Activation and Conversion of Methane to Syngas over ZrO2/Cu(111) Catalysts near Room Temperature

Enzymatic systems achieve the catalytic conversion of methane at room temperature under mild conditions. In this study, varying thermodynamic and kinetic parameters, we show that the reforming of methane by water (MWR, CH4 + H2O? CO + 3H(2)) and the water-gas shift reaction (WGS, CO + H2O?H-2 + CO2), two essential processes to integrate fossil fuels toward a H2 energy loop, can be achieved on ZrO2/Cu(111) catalysts near room temperature. Measurements of ambient-pressure X-ray photoelectron spectroscopy and mass spectrometry, combined with density functional calculations and kinetic Monte Carlo simulations, were used to study the behavior of the inverse oxide/metal catalysts. The superior performance is associated with a unique zirconia-copper interface, where multifunctional sites involving zirconium, oxygen, and copper work coordinatively to dissociate methane and water at 300 K and move forward the MWR and WGS processes.

Automated summary

Enzymatic systems have been found to catalytically convert methane at room temperature under mild conditions.
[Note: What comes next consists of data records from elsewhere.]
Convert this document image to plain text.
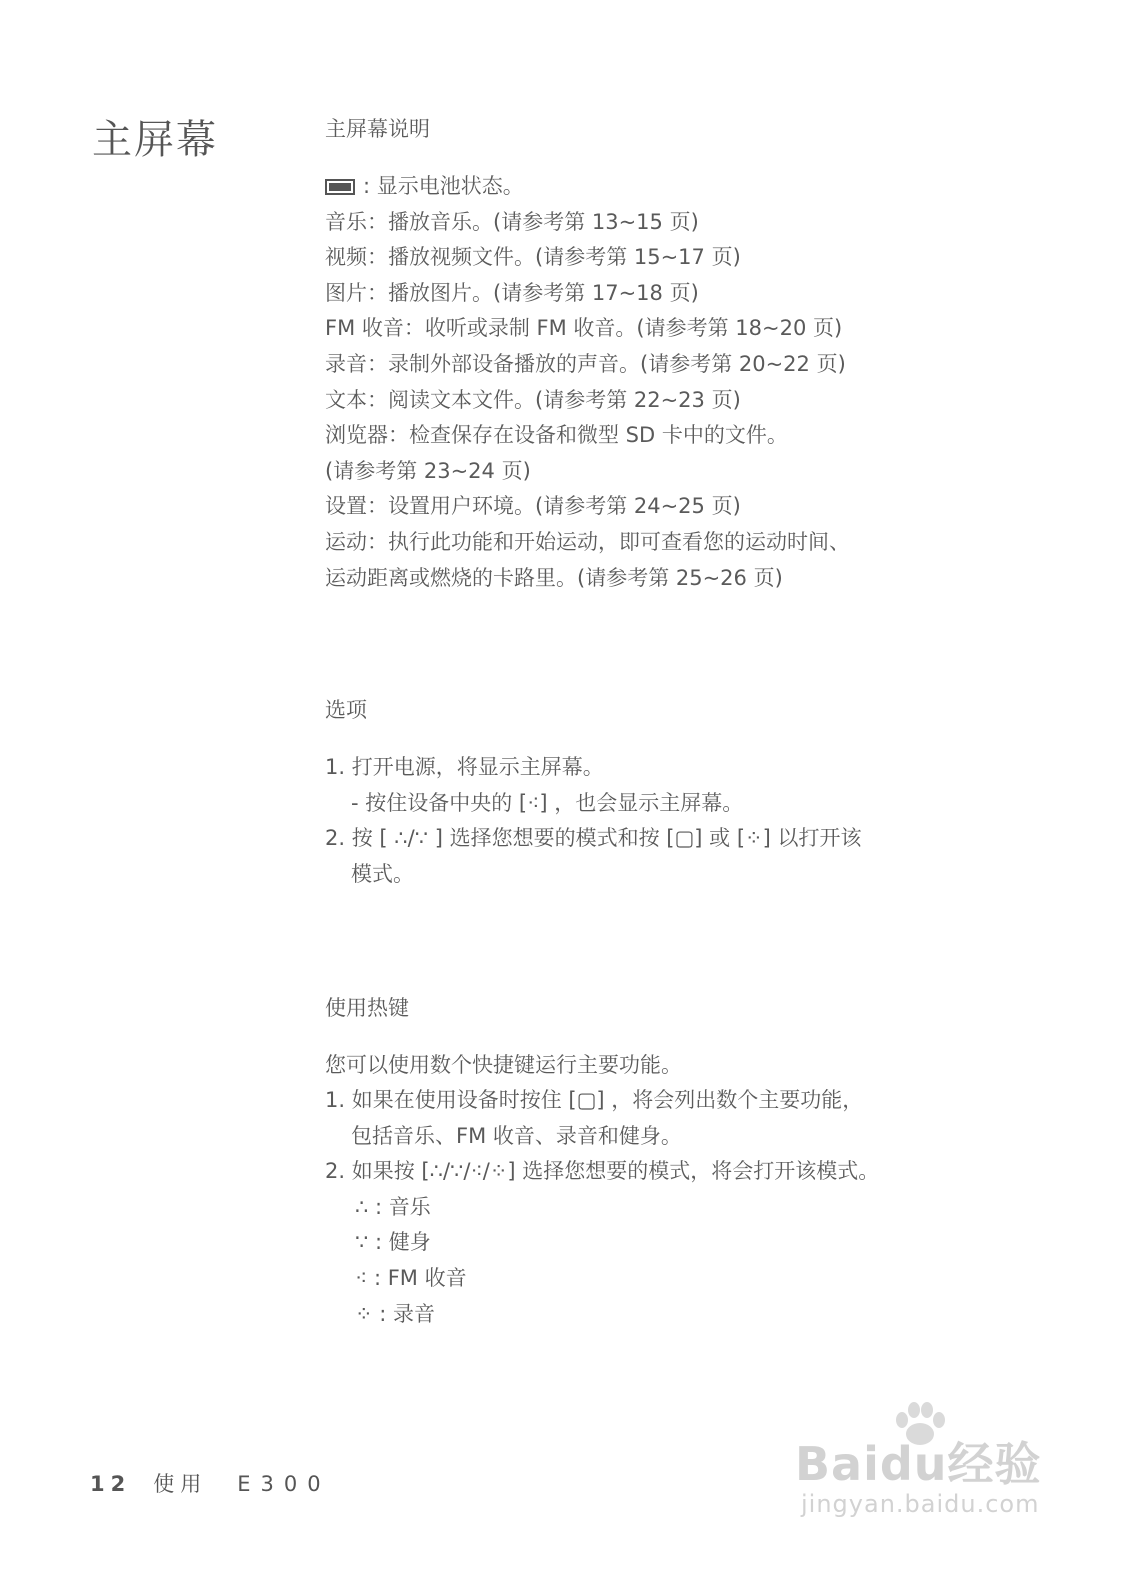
主屏幕	主屏幕说明
: 显示电池状态。
音乐：播放音乐。(请参考第 13~15 页)
视频：播放视频文件。(请参考第 15~17 页)
图片：播放图片。(请参考第 17~18 页)
FM 收音：收听或录制 FM 收音。(请参考第 18~20 页)
录音：录制外部设备播放的声音。(请参考第 20~22 页)
文本：阅读文本文件。(请参考第 22~23 页)
浏览器：检查保存在设备和微型 SD 卡中的文件。
(请参考第 23~24 页)
设置：设置用户环境。(请参考第 24~25 页)
运动：执行此功能和开始运动，即可查看您的运动时间、
运动距离或燃烧的卡路里。(请参考第 25~26 页)
选项
1. 打开电源，将显示主屏幕。
- 按住设备中央的 [⁖] ，也会显示主屏幕。
2. 按 [ ∴/∵ ] 选择您想要的模式和按 [▢] 或 [⁘] 以打开该
模式。
使用热键
您可以使用数个快捷键运行主要功能。
1. 如果在使用设备时按住 [▢] ，将会列出数个主要功能，
包括音乐、FM 收音、录音和健身。
2. 如果按 [∴/∵/⁖/⁘] 选择您想要的模式，将会打开该模式。
∴ : 音乐
∵ : 健身
⁖ : FM 收音
⁘ : 录音
12 使用 E300	Baidu经验
jingyan.baidu.com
This study demonstrates that the reforming of methane by water and the water-gas shift reaction can be achieved on ZrO2/Cu(111) catalysts near room temperature. The superior performance of the catalyst is attributed to a unique zirconia-copper interface, where multifunctional sites involving zirconium, oxygen, and copper work together to dissociate methane and water, facilitating the desired reactions.